Mercy without measure – Wednesday, 27th week in ordinary time- Jonah 4: 1-11

How well do we know God? Jonah for one knew God very well and that accounts for his tantrums all through this book. Jonah knew God so well that he not only knew that God is merciful but he knew the inner depths, the quality of that mercy. This is why in today’s passage he says, “I knew that you are a gracious and merciful God, slow to anger, rich in clemency, loath to punish.” Jonah knew that God’s heart would melt if Nineveh, the hated enemy of his people, would as much as blink; and blink they did.

The prophets of Israel were for the most part nationalistic; God was the Lord of Israel and, through his prophets, addressed the chosen people.  But in addition, as Jonah’s; book makes clear, God was also profoundly concerned with the behaviour and lot of all mankind.  The violence and evil of the gentile citizens of Nineveh were of no less concern to God than was the evil of his own people. 

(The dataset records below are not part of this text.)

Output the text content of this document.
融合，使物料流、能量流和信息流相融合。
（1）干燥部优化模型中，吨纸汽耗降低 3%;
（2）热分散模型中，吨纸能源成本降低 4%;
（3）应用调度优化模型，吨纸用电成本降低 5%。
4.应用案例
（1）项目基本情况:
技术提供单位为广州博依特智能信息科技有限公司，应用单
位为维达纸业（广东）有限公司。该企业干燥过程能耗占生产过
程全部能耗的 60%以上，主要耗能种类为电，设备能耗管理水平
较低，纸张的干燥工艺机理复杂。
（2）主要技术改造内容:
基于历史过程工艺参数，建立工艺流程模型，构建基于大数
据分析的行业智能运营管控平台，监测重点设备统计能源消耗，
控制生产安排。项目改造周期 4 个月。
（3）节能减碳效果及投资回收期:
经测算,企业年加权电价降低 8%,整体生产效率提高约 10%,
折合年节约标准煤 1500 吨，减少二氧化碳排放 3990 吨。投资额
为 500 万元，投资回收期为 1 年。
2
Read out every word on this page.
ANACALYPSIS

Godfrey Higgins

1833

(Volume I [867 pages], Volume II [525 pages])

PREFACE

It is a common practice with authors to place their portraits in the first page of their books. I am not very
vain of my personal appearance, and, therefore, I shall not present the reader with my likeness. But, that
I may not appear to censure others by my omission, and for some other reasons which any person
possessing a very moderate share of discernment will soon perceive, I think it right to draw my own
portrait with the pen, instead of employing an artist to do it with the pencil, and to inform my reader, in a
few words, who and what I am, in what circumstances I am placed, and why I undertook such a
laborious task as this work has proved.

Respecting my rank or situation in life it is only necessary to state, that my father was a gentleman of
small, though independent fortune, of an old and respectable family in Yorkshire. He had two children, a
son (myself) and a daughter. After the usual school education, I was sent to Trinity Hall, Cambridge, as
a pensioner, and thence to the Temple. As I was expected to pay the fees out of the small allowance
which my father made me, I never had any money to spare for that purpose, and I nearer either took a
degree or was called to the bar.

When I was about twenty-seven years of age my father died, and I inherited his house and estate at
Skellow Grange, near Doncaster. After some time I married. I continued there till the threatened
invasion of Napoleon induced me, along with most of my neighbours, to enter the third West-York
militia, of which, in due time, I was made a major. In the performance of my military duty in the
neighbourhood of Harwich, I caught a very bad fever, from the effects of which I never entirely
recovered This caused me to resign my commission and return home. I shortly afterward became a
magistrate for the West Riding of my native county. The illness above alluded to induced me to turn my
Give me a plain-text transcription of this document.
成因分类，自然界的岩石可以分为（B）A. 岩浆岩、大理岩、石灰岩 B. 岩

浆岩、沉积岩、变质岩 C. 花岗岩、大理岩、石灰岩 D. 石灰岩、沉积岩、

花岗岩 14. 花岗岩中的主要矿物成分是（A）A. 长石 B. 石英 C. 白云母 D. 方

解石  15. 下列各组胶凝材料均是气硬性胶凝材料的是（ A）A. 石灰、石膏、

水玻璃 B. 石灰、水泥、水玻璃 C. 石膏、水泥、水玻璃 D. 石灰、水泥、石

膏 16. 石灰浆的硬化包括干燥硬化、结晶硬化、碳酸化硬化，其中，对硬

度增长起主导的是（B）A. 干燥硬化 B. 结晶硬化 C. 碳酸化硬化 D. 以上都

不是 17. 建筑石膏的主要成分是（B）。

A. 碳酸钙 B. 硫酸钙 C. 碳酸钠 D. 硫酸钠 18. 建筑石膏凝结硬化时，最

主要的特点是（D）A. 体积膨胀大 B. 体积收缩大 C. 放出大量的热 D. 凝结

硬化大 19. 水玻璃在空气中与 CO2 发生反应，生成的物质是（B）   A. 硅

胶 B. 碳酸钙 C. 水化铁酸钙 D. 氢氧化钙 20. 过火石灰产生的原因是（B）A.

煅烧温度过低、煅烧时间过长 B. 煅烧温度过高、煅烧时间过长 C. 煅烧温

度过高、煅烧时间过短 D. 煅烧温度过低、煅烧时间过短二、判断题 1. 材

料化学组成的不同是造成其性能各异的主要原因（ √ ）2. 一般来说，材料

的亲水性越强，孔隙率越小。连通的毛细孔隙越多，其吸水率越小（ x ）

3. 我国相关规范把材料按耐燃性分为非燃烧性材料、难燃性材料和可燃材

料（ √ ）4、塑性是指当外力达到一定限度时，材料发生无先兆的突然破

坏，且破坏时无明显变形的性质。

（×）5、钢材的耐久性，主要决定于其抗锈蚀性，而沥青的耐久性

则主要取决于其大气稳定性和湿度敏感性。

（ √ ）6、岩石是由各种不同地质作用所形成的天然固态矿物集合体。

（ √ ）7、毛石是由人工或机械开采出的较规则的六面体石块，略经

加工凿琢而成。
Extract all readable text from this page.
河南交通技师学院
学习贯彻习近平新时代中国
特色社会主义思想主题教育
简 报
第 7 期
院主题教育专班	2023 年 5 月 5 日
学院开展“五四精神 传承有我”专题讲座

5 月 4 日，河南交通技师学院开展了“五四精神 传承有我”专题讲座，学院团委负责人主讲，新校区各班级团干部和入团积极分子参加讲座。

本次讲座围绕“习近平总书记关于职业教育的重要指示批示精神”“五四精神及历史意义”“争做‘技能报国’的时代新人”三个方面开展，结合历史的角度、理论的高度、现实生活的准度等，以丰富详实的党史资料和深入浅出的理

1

Yet the mercy of God always seeks to turn aside evil and offer mercy to those who repent.  The story of  Jonah Is the story of a reluctant prophet who was sent to Nineveh  to demonstrates the concern of God for gentiles and the possibility of gentiles repenting and finding God’s mercy.  Thus, for the gentile reader of the Old Testament, the book of Jonah reveals the grand nature of a compassionate and universal God. Ironically, The Assyrians did what the Israelites took a long time to do; repent at the first invitation from God.

So Jonah does not only highlight God’s mercy but a particular quality of that mercy; a mercy that is unmerited and above all a mercy that God is free to give it to whomever he pleases.  This book is an excellent book to study the theology behind ‘divine mercy.’ God would not be pleased by mere recitation of prayers if our lives mirror the behaviour of older brother in the parable of the Prodigal son, or for that matter that the attitude of Jonah.